The Southern Baptist Convention (SBC) has a lot to talk about at its two-day annual meeting kicking off today in Dallas. This year, amid the standard business of elections, entity updates, worship sets, and messages, leaders of America’s largest Protestant body have brought unprecedented attention to the women in its churches and its pastoral response to abuse.
2018 also marks the 100th anniversary of women attending the SBC annual meeting as messengers. At least two proposed resolutions up for consideration directly address the role of women in the complementarian denomination. But unofficially, the conversation is much bigger than that.
Many have awaited this national Southern Baptist gathering—the first since what some have deemed the #MeToo movement’s entry into evangelicalism—as grounds to engage an issue its leaders can no longer downplay.
At the start of the year, Southern Baptists watched as a decades-old, unreported sexual assault at a Houston Baptist congregation led to the resignation of two pastors, including the perpetrator Andy Savage, who went from being infamously applauded by his congregation to apologizing for his past immorality in a matter of weeks.
Months later, Executive Committee president Frank Page vacated the SBC’s top leadership role over an inappropriate relationship. And in recent weeks, longtime SBC figurehead Paige Patterson was forced out of his presidency at Southwestern Baptist Theological Seminary over his mishandling of abuse allegations after weeks of controversy over his past remarks toward women.
Like Southern Baptist Theological Seminary president Al Mohler, who wrote last month that “judgment has now come to the house of the Southern Baptist Convention,” prominent leaders have pushed each other to speak and act during this public reckoning for their movement.
“The world is watching. We need to convey to the world that we care for women more than we care for our positions of power,” said Austin pastor Matt Carter, speaking Monday on a panel on abuse in the lead-up to the conference. “The church has hidden behind those power structures for too long.”
A pastor who oversaw Savage stepped down this year from Carter’s church, The Austin Stone, after the allegations became public. Carter appeared alongside Ethics and Religious Liberty Commission president Russell Moore and Bible teacher Beth Moore, who last month called out sexism in the SBC in a viral open letter.
The popular author and speaker—herself an abuse survivor—commended Carter and Russell Moore for their resolute positions on reporting allegations to authorities, offering more resources for women to seek counsel, and spotlighting the stories of women who have undergone abuse.
But she also acknowledged the barriers that keep victims from trusting the church, even as leaders grow more open and more eager to help.
“In every case of abuse or assault is a misuse of power … it has turned on her and has done her wrong,” she explained. “By the time you’re in a church context, she’s already intimidated by power. Especially if there are not female voices, it’s just exaggerated the fear she might not be understood or not be heard.”
As they attempt to assure that the women within their denomination will be trusted and cared for, Southern Baptist leaders have been forced to recognize that this hasn’t always been the case.

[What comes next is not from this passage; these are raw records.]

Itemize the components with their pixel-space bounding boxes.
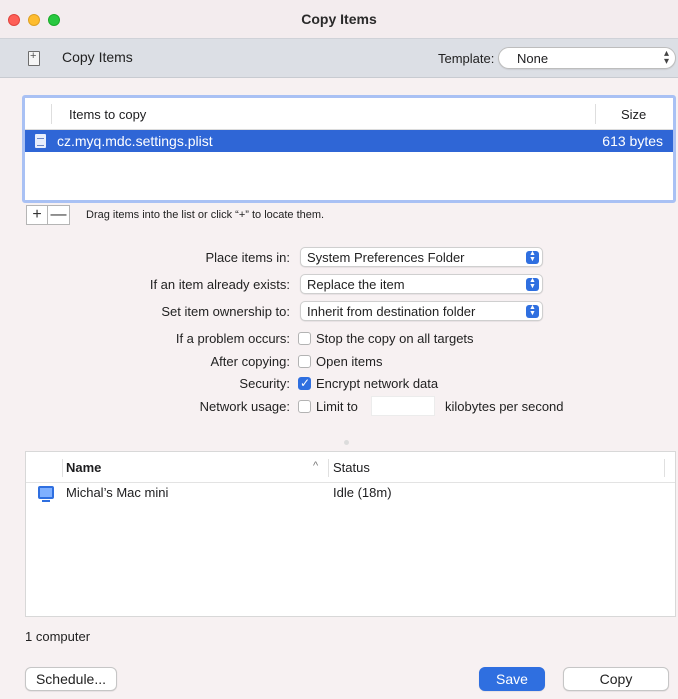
limit-to-checkbox[interactable] [298, 400, 311, 413]
item-exists-label: If an item already exists: [149, 277, 290, 292]
template-label: Template: [438, 51, 495, 66]
encrypt-checkbox[interactable] [298, 376, 311, 390]
column-divider [51, 104, 52, 124]
drag-hint-text: Drag items into the list or click “+” to… [86, 209, 325, 221]
minimize-window-button[interactable] [28, 14, 40, 26]
title-bar: Copy Items [0, 0, 678, 38]
column-divider [595, 104, 596, 124]
open-items-checkbox[interactable] [298, 355, 311, 368]
stop-copy-label[interactable]: Stop the copy on all targets [316, 331, 474, 346]
column-header-name[interactable]: Name [66, 460, 101, 475]
copy-items-task-icon [28, 50, 40, 66]
place-items-value: System Preferences Folder [307, 250, 465, 265]
copy-items-window: Copy Items Copy Items Template: None ▴▾ … [0, 0, 678, 699]
computer-count: 1 computer [25, 629, 91, 644]
column-header-items[interactable]: Items to copy [69, 107, 146, 122]
popup-chevron-icon: ▲ ▼ [526, 277, 539, 291]
template-select[interactable]: None ▴ ▾ [498, 47, 676, 69]
save-button[interactable]: Save [479, 667, 545, 691]
close-window-button[interactable] [8, 14, 20, 26]
after-copying-label: After copying: [210, 354, 291, 369]
target-computers-table[interactable]: Name ^ Status Michal’s Mac mini Idle (18… [25, 451, 676, 617]
task-title: Copy Items [62, 49, 133, 65]
add-remove-controls: + — [26, 205, 70, 225]
security-label: Security: [239, 376, 290, 391]
ownership-label: Set item ownership to: [161, 304, 290, 319]
bandwidth-units-label: kilobytes per second [445, 399, 564, 414]
popup-chevron-icon: ▲ ▼ [526, 250, 539, 264]
computer-name: Michal’s Mac mini [66, 485, 169, 500]
template-select-value: None [517, 51, 549, 66]
zoom-window-button[interactable] [48, 14, 60, 26]
column-header-size[interactable]: Size [621, 107, 646, 122]
items-to-copy-table[interactable]: Items to copy Size cz.myq.mdc.settings.p… [22, 95, 676, 203]
column-header-status[interactable]: Status [333, 460, 370, 475]
table-row[interactable]: Michal’s Mac mini Idle (18m) [26, 483, 675, 503]
copy-button[interactable]: Copy [563, 667, 669, 691]
item-exists-popup[interactable]: Replace the item ▲ ▼ [300, 274, 543, 294]
item-size: 613 bytes [602, 133, 663, 149]
network-usage-label: Network usage: [199, 399, 290, 414]
limit-to-label[interactable]: Limit to [316, 399, 358, 414]
sort-ascending-icon: ^ [313, 460, 319, 472]
table-row[interactable]: cz.myq.mdc.settings.plist 613 bytes [25, 130, 673, 152]
task-header: Copy Items Template: None ▴▾ [0, 38, 678, 78]
plist-file-icon [35, 134, 46, 148]
window-controls [8, 14, 60, 26]
popup-chevron-icon: ▲ ▼ [526, 304, 539, 318]
ownership-value: Inherit from destination folder [307, 304, 476, 319]
item-name: cz.myq.mdc.settings.plist [57, 133, 213, 149]
place-items-popup[interactable]: System Preferences Folder ▲ ▼ [300, 247, 543, 267]
computer-status: Idle (18m) [333, 485, 392, 500]
encrypt-label[interactable]: Encrypt network data [316, 376, 438, 391]
column-divider [664, 459, 665, 477]
remove-item-button[interactable]: — [48, 205, 70, 225]
schedule-button[interactable]: Schedule... [25, 667, 117, 691]
item-exists-value: Replace the item [307, 277, 405, 292]
place-items-label: Place items in: [205, 250, 290, 265]
window-title: Copy Items [301, 11, 377, 27]
column-divider [62, 459, 63, 477]
computer-icon [38, 486, 54, 502]
up-down-chevron-icon: ▴ ▾ [663, 48, 669, 67]
ownership-popup[interactable]: Inherit from destination folder ▲ ▼ [300, 301, 543, 321]
open-items-label[interactable]: Open items [316, 354, 382, 369]
bandwidth-limit-input[interactable] [371, 396, 435, 416]
stop-copy-checkbox[interactable] [298, 332, 311, 345]
items-table-header: Items to copy Size [25, 98, 673, 130]
add-item-button[interactable]: + [26, 205, 48, 225]
split-view-handle[interactable] [344, 440, 349, 445]
column-divider [328, 459, 329, 477]
problem-label: If a problem occurs: [175, 331, 290, 346]
computers-table-header: Name ^ Status [26, 452, 675, 483]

“Sinful men have in Scripture and the history of the church wronged women, abused women, silenced women, objectified women by ungodly comments and ungodly acts, preyed on women, left women unprotected, failed to report injustices and evils committed against women to civil authorities established by God, and failed to act out of the overflow of the image of Christ,” reads one popular resolution submitted for today’s meeting, written by Jason K. Allen, president of Midwestern Baptist Theological Seminary.

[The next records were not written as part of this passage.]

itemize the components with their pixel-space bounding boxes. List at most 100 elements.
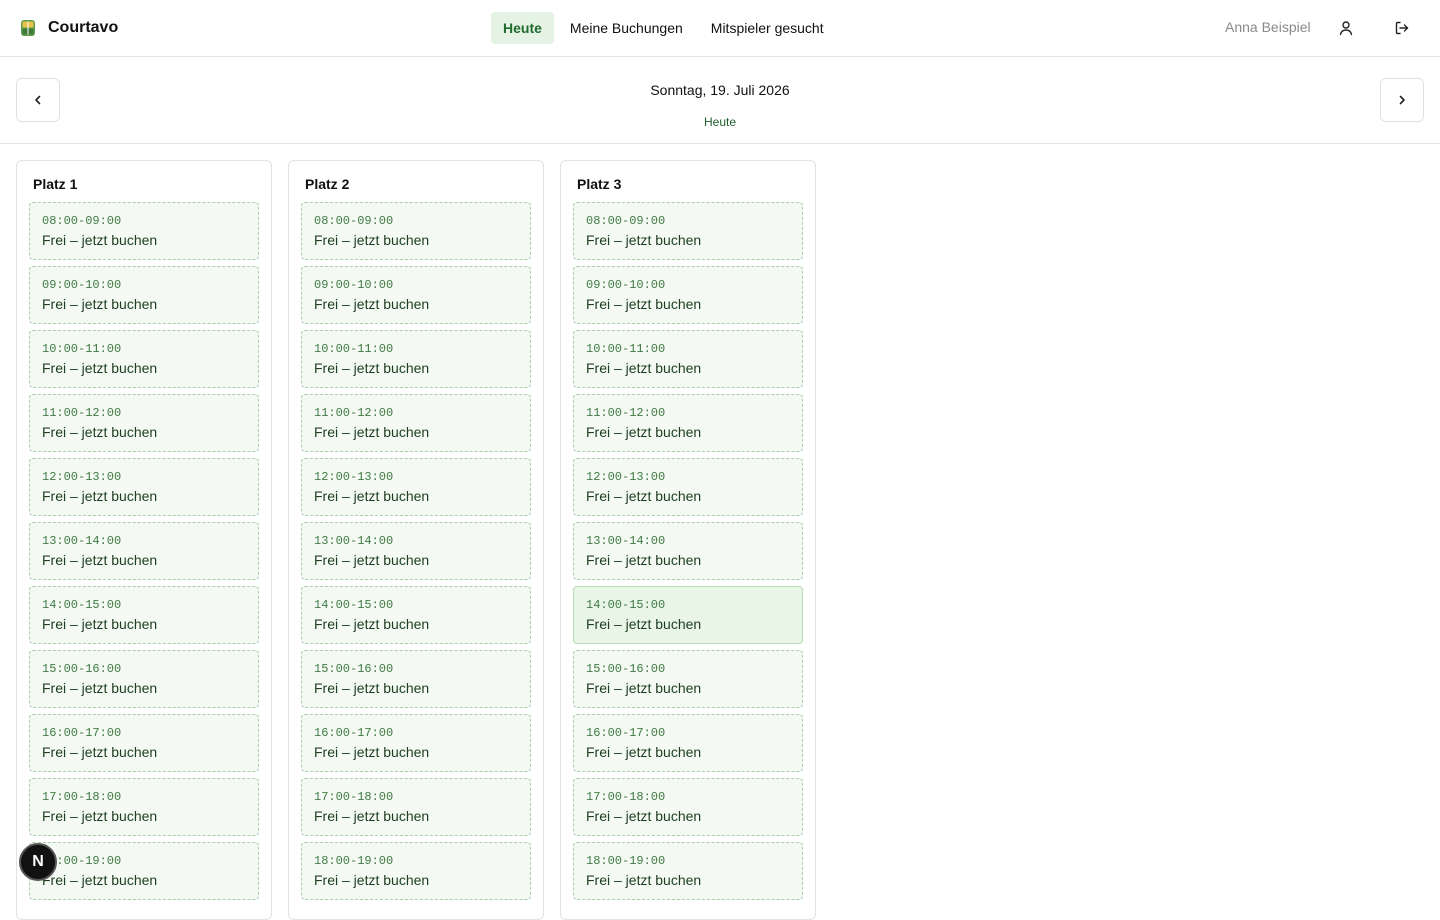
time-slot[interactable]: 08:00-09:00 Frei – jetzt buchen [573,202,803,260]
time-slot[interactable]: 16:00-17:00 Frei – jetzt buchen [301,714,531,772]
slot-time: 12:00-13:00 [42,470,122,484]
slot-time: 15:00-16:00 [314,662,394,676]
slot-time: 13:00-14:00 [314,534,394,548]
slot-time: 14:00-15:00 [586,598,666,612]
time-slot[interactable]: 15:00-16:00 Frei – jetzt buchen [573,650,803,708]
time-slot[interactable]: 12:00-13:00 Frei – jetzt buchen [301,458,531,516]
court-column: Platz 2 08:00-09:00 Frei – jetzt buchen 09:… [288,160,544,920]
time-slot[interactable]: 13:00-14:00 Frei – jetzt buchen [573,522,803,580]
time-slot[interactable]: 09:00-10:00 Frei – jetzt buchen [573,266,803,324]
slot-time: 09:00-10:00 [586,278,666,292]
slot-status: Frei – jetzt buchen [314,360,430,376]
slot-time: 17:00-18:00 [314,790,394,804]
court-column: Platz 3 08:00-09:00 Frei – jetzt buchen 09:… [560,160,816,920]
slot-status: Frei – jetzt buchen [42,232,158,248]
time-slot[interactable]: 14:00-15:00 Frei – jetzt buchen [301,586,531,644]
time-slot[interactable]: 18:00-19:00 Frei – jetzt buchen [573,842,803,900]
slot-status: Frei – jetzt buchen [586,680,702,696]
slot-time: 16:00-17:00 [42,726,122,740]
slot-status: Frei – jetzt buchen [42,808,158,824]
dev-tools-badge[interactable]: N [19,843,57,881]
time-slot[interactable]: 17:00-18:00 Frei – jetzt buchen [29,778,259,836]
time-slot[interactable]: 16:00-17:00 Frei – jetzt buchen [29,714,259,772]
slot-time: 17:00-18:00 [586,790,666,804]
date-navigation: Sonntag, 19. Juli 2026 Heute [0,57,1440,144]
court-column: Platz 1 08:00-09:00 Frei – jetzt buchen 09:… [16,160,272,920]
slot-status: Frei – jetzt buchen [314,424,430,440]
time-slot[interactable]: 18:00-19:00 Frei – jetzt buchen [301,842,531,900]
slot-status: Frei – jetzt buchen [586,360,702,376]
slot-time: 11:00-12:00 [314,406,394,420]
court-title: Platz 1 [33,176,78,192]
time-slot[interactable]: 08:00-09:00 Frei – jetzt buchen [29,202,259,260]
slot-time: 16:00-17:00 [314,726,394,740]
slot-time: 08:00-09:00 [42,214,122,228]
slot-time: 17:00-18:00 [42,790,122,804]
brand[interactable]: Courtavo [20,17,118,39]
time-slot[interactable]: 10:00-11:00 Frei – jetzt buchen [29,330,259,388]
slot-status: Frei – jetzt buchen [586,232,702,248]
slot-time: 08:00-09:00 [314,214,394,228]
relative-date: Heute [703,115,737,129]
slot-time: 16:00-17:00 [586,726,666,740]
slot-time: 11:00-12:00 [42,406,122,420]
slot-status: Frei – jetzt buchen [586,488,702,504]
time-slot[interactable]: 09:00-10:00 Frei – jetzt buchen [29,266,259,324]
slot-time: 15:00-16:00 [586,662,666,676]
logout-icon [1395,21,1409,35]
slot-time: 09:00-10:00 [42,278,122,292]
time-slot[interactable]: 08:00-09:00 Frei – jetzt buchen [301,202,531,260]
logout-button[interactable] [1390,16,1414,40]
chevron-left-icon [35,95,41,105]
time-slot[interactable]: 11:00-12:00 Frei – jetzt buchen [573,394,803,452]
slot-status: Frei – jetzt buchen [314,872,430,888]
previous-day-button[interactable] [16,78,60,122]
time-slot[interactable]: 12:00-13:00 Frei – jetzt buchen [29,458,259,516]
time-slot[interactable]: 16:00-17:00 Frei – jetzt buchen [573,714,803,772]
time-slot[interactable]: 09:00-10:00 Frei – jetzt buchen [301,266,531,324]
profile-button[interactable] [1334,16,1358,40]
slot-time: 12:00-13:00 [314,470,394,484]
slot-time: 12:00-13:00 [586,470,666,484]
slot-status: Frei – jetzt buchen [314,744,430,760]
slot-time: 08:00-09:00 [586,214,666,228]
nav-today[interactable]: Heute [491,12,554,44]
slot-time: 13:00-14:00 [42,534,122,548]
time-slot[interactable]: 10:00-11:00 Frei – jetzt buchen [573,330,803,388]
top-bar: Courtavo Heute Meine Buchungen Mitspiele… [0,0,1440,57]
slot-status: Frei – jetzt buchen [42,360,158,376]
time-slot[interactable]: 15:00-16:00 Frei – jetzt buchen [29,650,259,708]
slot-status: Frei – jetzt buchen [586,552,702,568]
main-nav: Heute Meine Buchungen Mitspieler gesucht [491,12,840,44]
slot-status: Frei – jetzt buchen [314,232,430,248]
time-slot[interactable]: 18:00-19:00 Frei – jetzt buchen [29,842,259,900]
slot-status: Frei – jetzt buchen [586,808,702,824]
chevron-right-icon [1399,95,1405,105]
slot-time: 14:00-15:00 [314,598,394,612]
slot-time: 18:00-19:00 [586,854,666,868]
slot-time: 15:00-16:00 [42,662,122,676]
time-slot[interactable]: 13:00-14:00 Frei – jetzt buchen [301,522,531,580]
nav-my-bookings[interactable]: Meine Buchungen [558,12,695,44]
time-slot[interactable]: 17:00-18:00 Frei – jetzt buchen [573,778,803,836]
slot-time: 10:00-11:00 [42,342,122,356]
time-slot[interactable]: 15:00-16:00 Frei – jetzt buchen [301,650,531,708]
time-slot[interactable]: 17:00-18:00 Frei – jetzt buchen [301,778,531,836]
slot-status: Frei – jetzt buchen [314,552,430,568]
slot-status: Frei – jetzt buchen [586,744,702,760]
user-icon [1339,21,1353,36]
time-slot[interactable]: 11:00-12:00 Frei – jetzt buchen [29,394,259,452]
time-slot[interactable]: 11:00-12:00 Frei – jetzt buchen [301,394,531,452]
court-title: Platz 2 [305,176,350,192]
time-slot[interactable]: 14:00-15:00 Frei – jetzt buchen [29,586,259,644]
slot-status: Frei – jetzt buchen [586,872,702,888]
time-slot[interactable]: 10:00-11:00 Frei – jetzt buchen [301,330,531,388]
nav-players-wanted[interactable]: Mitspieler gesucht [699,12,836,44]
next-day-button[interactable] [1380,78,1424,122]
time-slot[interactable]: 14:00-15:00 Frei – jetzt buchen [573,586,803,644]
slot-status: Frei – jetzt buchen [42,488,158,504]
slot-status: Frei – jetzt buchen [314,808,430,824]
time-slot[interactable]: 12:00-13:00 Frei – jetzt buchen [573,458,803,516]
time-slot[interactable]: 13:00-14:00 Frei – jetzt buchen [29,522,259,580]
slot-status: Frei – jetzt buchen [586,616,702,632]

Allen’s submission, entitled “On Affirming the Dignity of Women and the Holiness of Ministers,” condemns comments and behaviors that disrespect women within the denomination and calls for better responses to misconduct.

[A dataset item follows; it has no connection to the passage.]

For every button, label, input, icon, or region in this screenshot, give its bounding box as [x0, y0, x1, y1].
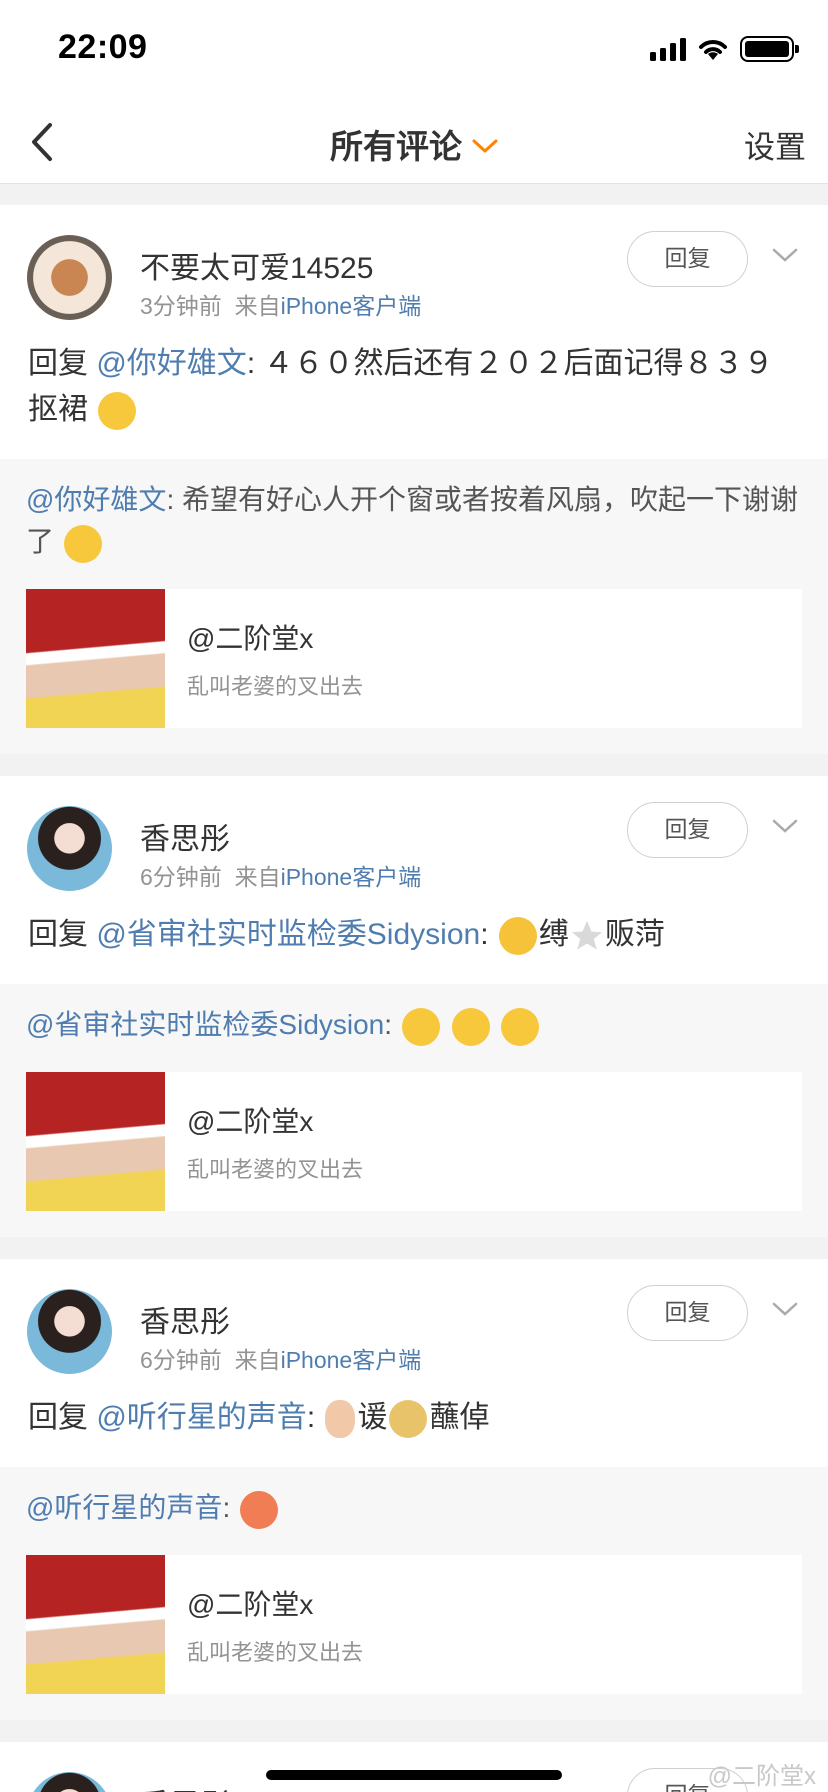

“Especially as we reel from events of recent days, the value of women inside the SBC needs to be proclaimed from the biggest stages we’ve got,” said Sarah Short, who’s attending the meeting from the Summit Church in North Carolina. (Her pastor, J. D. Greear is running for SBC president). “Our brightest and most revered leaders need to say it with their mouths and our convention needs to adopt it as a resolution. It’s time.”
Another line of the draft text states, “To the shame of the Southern Baptist Convention and the very obscuring of the glory of God, a number of Southern Baptist leaders, professors, and ministers have since our last annual gathering sinned against the Lord and against women by their ungodly behavior and language.”